Was hatte ich falsch gemacht? Ich hatte doch daran geglaubt, dass in einem einladenden Umfeld Kreativität und Leistung von selbst entstehen. Die Antwort war: Ich glaubte zu sehr an die Kraft der Selbstorganisation. Ich wusste nicht, dass Selbstorganisation ohne Führung zum Scheitern verurteilt ist.
1.1 | Die Dimensionen des Dilemmas |
Dieses Paradoxon trieb mich um. Ich fiel im Sturzflug ins Tal der Tränen. Heute, nachdem ich aus diesem Tal wieder herausgeklettert bin, stehe ich auf dem nächsten Berg, blicke in andere Unternehmen und sehe diese Paradoxie fast überall. Sie lässt Manager ohnmächtig mit ihren Teams allein. Was ist es für ein Sand, der ins Getriebe geraten ist? Wieso funktionieren die in die Freiheit der Selbstorganisation entlassenen Teams nicht?
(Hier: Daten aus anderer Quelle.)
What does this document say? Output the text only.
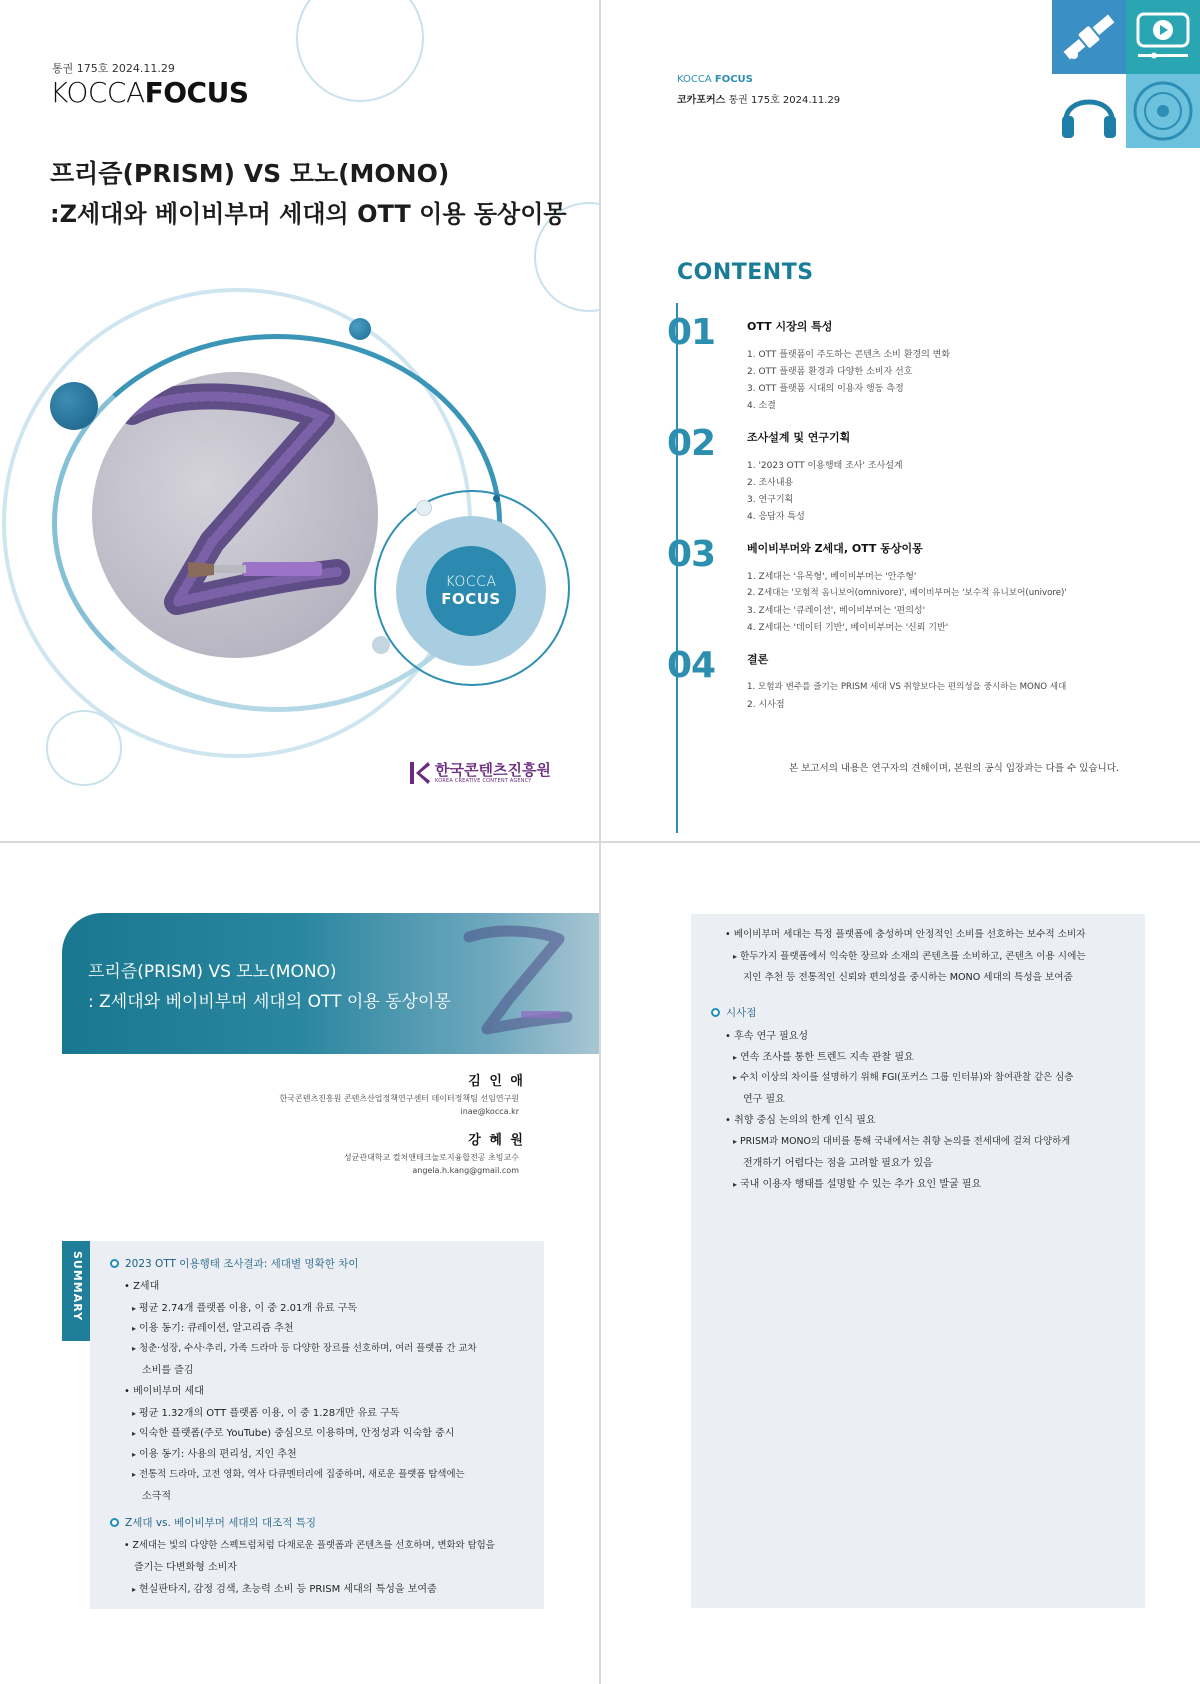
통권 175호 2024.11.29
KOCCAFOCUS
프리즘(PRISM) VS 모노(MONO)
:Z세대와 베이비부머 세대의 OTT 이용 동상이몽
KOCCA
FOCUS
한국콘텐츠진흥원
KOREA CREATIVE CONTENT AGENCY
KOCCA FOCUS
코카포커스 통권 175호 2024.11.29
CONTENTS
01	OTT 시장의 특성
1. OTT 플랫폼이 주도하는 콘텐츠 소비 환경의 변화
2. OTT 플랫폼 환경과 다양한 소비자 선호
3. OTT 플랫폼 시대의 이용자 행동 측정
4. 소결
02	조사설계 및 연구기획
1. '2023 OTT 이용행태 조사' 조사설계
2. 조사내용
3. 연구기획
4. 응답자 특성
03	베이비부머와 Z세대, OTT 동상이몽
1. Z세대는 '유목형', 베이비부머는 '안주형'
2. Z세대는 '모험적 옴니보어(omnivore)', 베이비부머는 '보수적 유니보어(univore)'
3. Z세대는 '큐레이션', 베이비부머는 '편의성'
4. Z세대는 '데이터 기반', 베이비부머는 '신뢰 기반'
04	결론
1. 모험과 변주를 즐기는 PRISM 세대 VS 취향보다는 편의성을 중시하는 MONO 세대
2. 시사점
본 보고서의 내용은 연구자의 견해이며, 본원의 공식 입장과는 다를 수 있습니다.
프리즘(PRISM) VS 모노(MONO)
: Z세대와 베이비부머 세대의 OTT 이용 동상이몽
김 인 애
한국콘텐츠진흥원 콘텐츠산업정책연구센터 데이터정책팀 선임연구원
inae@kocca.kr
강 혜 원
성균관대학교 컬처앤테크놀로지융합전공 초빙교수
angela.h.kang@gmail.com
SUMMARY	2023 OTT 이용행태 조사결과: 세대별 명확한 차이
• Z세대
▸ 평균 2.74개 플랫폼 이용, 이 중 2.01개 유료 구독
▸ 이용 동기: 큐레이션, 알고리즘 추천
▸ 청춘·성장, 수사·추리, 가족 드라마 등 다양한 장르를 선호하며, 여러 플랫폼 간 교차
소비를 즐김
• 베이비부머 세대
▸ 평균 1.32개의 OTT 플랫폼 이용, 이 중 1.28개만 유료 구독
▸ 익숙한 플랫폼(주로 YouTube) 중심으로 이용하며, 안정성과 익숙함 중시
▸ 이용 동기: 사용의 편리성, 지인 추천
▸ 전통적 드라마, 고전 영화, 역사 다큐멘터리에 집중하며, 새로운 플랫폼 탐색에는
소극적
Z세대 vs. 베이비부머 세대의 대조적 특징
• Z세대는 빛의 다양한 스펙트럼처럼 다채로운 플랫폼과 콘텐츠를 선호하며, 변화와 탐험을
즐기는 다변화형 소비자
▸ 현실판타지, 감정 검색, 초능력 소비 등 PRISM 세대의 특성을 보여줌
• 베이비부머 세대는 특정 플랫폼에 충성하며 안정적인 소비를 선호하는 보수적 소비자
▸ 한두가지 플랫폼에서 익숙한 장르와 소재의 콘텐츠를 소비하고, 콘텐츠 이용 시에는
지인 추천 등 전통적인 신뢰와 편의성을 중시하는 MONO 세대의 특성을 보여줌
시사점
• 후속 연구 필요성
▸ 연속 조사를 통한 트렌드 지속 관찰 필요
▸ 수치 이상의 차이를 설명하기 위해 FGI(포커스 그룹 인터뷰)와 참여관찰 같은 심층
연구 필요
• 취향 중심 논의의 한계 인식 필요
▸ PRISM과 MONO의 대비를 통해 국내에서는 취향 논의를 전세대에 걸쳐 다양하게
전개하기 어렵다는 점을 고려할 필요가 있음
▸ 국내 이용자 행태를 설명할 수 있는 추가 요인 발굴 필요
1.1.1 | Die erste Dimension: die Effizienzfalle |
Meine einfache Antwort: Wir haben das System zu Ende optimiert. Die genannten Probleme erscheinen in einem vollkommen anderen Licht, wenn wir die Verhältnismäßigkeiten, die Strukturen und Arbeitsbedingungen genauer betrachten.
In vielen Großunternehmen müssen die Mitarbeiter Höchstleistungen liefern. Mit weniger Personal als...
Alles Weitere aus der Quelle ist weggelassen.